In other respects, predictive software is playing an increasing part in analysing the traits common to top performers. Scott Thomson, managing director at HR consultancy Links International, believes that AI will grow in importance with things like “stack ranking” of CVs. This makes it possible to match candidate details in an HR system against jobs, based on the “machine learning” about previous hires and placements.
“We expect the biggest change in the near future will be the introduction of technology to match candidates with jobs specific to the online freelance or ‘gig’ communities,” Thomson says.
Such developments are already evident in the US and Europe. They allow for a more automated form of matching between employers and job seekers, rather than the current method of hoping a good candidate will see a job posting and then apply.
“The demand for talent in Asia is not going to stop anytime soon,” Thomson says. He predicts that making full use of AI and other new technologies will be a crucial step for recruitment professionals.
Similar sentiments are expressed by Sid Sibal, associate director for banking and financial services at recruitment consultancy Hudson Hong Kong.
“Most recruitment firms are investing heavily to integrate machine learning into their customer relationship management systems,” Sibal says.

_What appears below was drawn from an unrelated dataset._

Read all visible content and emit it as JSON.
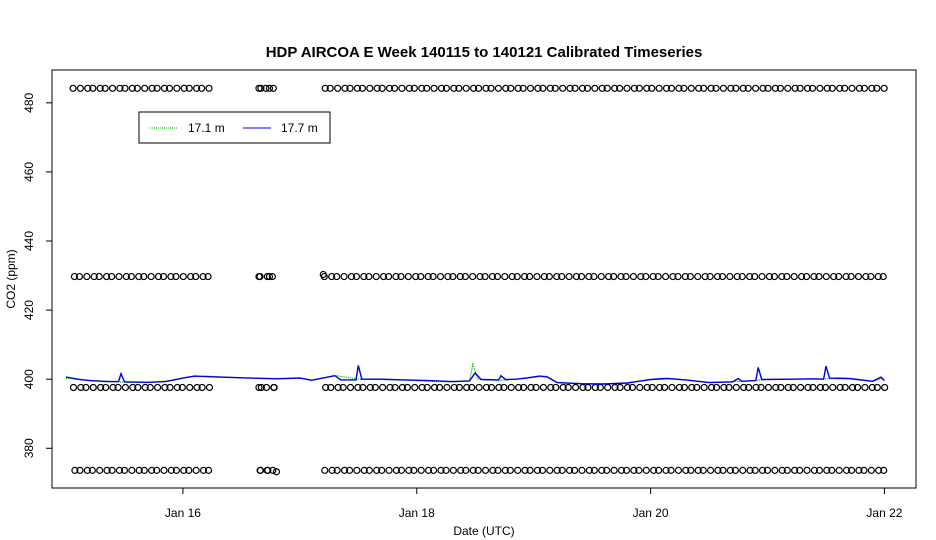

Since finding candidates is a cost for the business, the attraction of AI technologies which speed up the process is clear. However, Sibal also highlights the challenge of correlating data and accurately matching candidates with specific roles. The new tools can’t do everything and sorting data in a systematic manner, so AI programs can understand and learn is still a mammoth task.
“Prime candidate identification will definitely become significantly easier, but the process of enticing a candidate into a specific firm will still need the human element, especially when it comes to senior recruitment,” Sibal says.
Kong To, director of sales and marketing at Hudson Hong Kong, believes that AI will help recruiters make decisions in a more structured and systematic way, but will never be able to handle tasks like writing job description and salary negotiation.
“In spite of its usefulness, I can't see how AI could make a job offer based on emotion and gut feelings, which is something humans regularly do,” Kong says.